P. M. In each and every case it cannot be said that the delay is fatal to the case of the prosecution. No doubt, delay is a factor depending on various circumstances. Here is a girl whose modesty was outraged at the instance of the petitioner and in such a situation no woman would go to the police station straight away and give a report that her modesty was outraged. Normally a respectable woman would hesitate to report such matters. Such report would be made only after consultation with the family members. In the instant case also the same thing happened.
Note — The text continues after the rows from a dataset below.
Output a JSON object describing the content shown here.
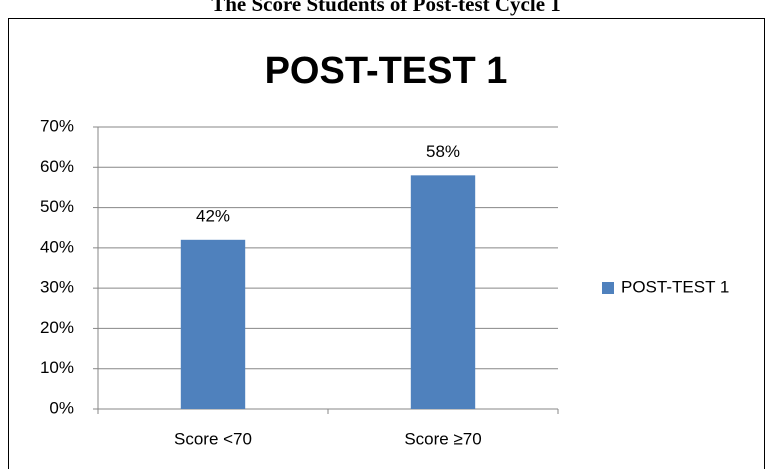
{
  "heading": "The Score Students of Post-test Cycle 1",
  "chart_data": {
    "type": "bar",
    "title": "POST-TEST 1",
    "categories": [
      "Score <70",
      "Score ≥70"
    ],
    "series": [
      {
        "name": "POST-TEST 1",
        "color": "#4f81bd",
        "values": [
          42,
          58
        ],
        "value_labels": [
          "42%",
          "58%"
        ]
      }
    ],
    "ylim": [
      0,
      70
    ],
    "yticks": [
      {
        "value": 0,
        "label": "0%"
      },
      {
        "value": 10,
        "label": "10%"
      },
      {
        "value": 20,
        "label": "20%"
      },
      {
        "value": 30,
        "label": "30%"
      },
      {
        "value": 40,
        "label": "40%"
      },
      {
        "value": 50,
        "label": "50%"
      },
      {
        "value": 60,
        "label": "60%"
      },
      {
        "value": 70,
        "label": "70%"
      }
    ],
    "grid": true,
    "legend": "right"
  }
}
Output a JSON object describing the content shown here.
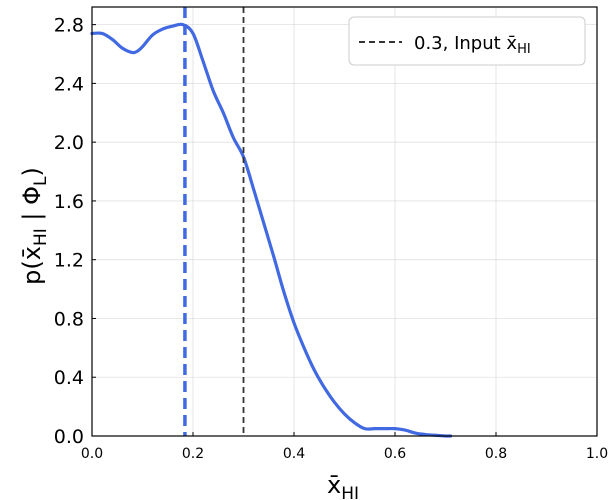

It is only after consultations with her mother, brother and other interested persons, she went to the police station and reported the matter at 9 P. M. and as such it cannot be said that the delay is fatal to the prosecution in the instant case. ( 8 ) COMING to the third submission that there was no identification parade and the petitioner was identified for the first time by P. Ws. 1 to 3 is of no consequence. Admittedly the victim, who was examined as P. W. 1 stated that her brother P. W. 2 and mother P. W. 3 are residing in the same locality, where the petitioner is residing. When all are residents belong to the same locality it is not improbable to say that P. W. 1 could not identify the petitioner. ( 9 ) HOWEVER in view of the fact that the offence took place on 7-8-1991 i. e. , about 11 years back, I take a lenient view and reduce the sentence of 6 months to 3 months. With this modification in the sentence, the revision is dismissed.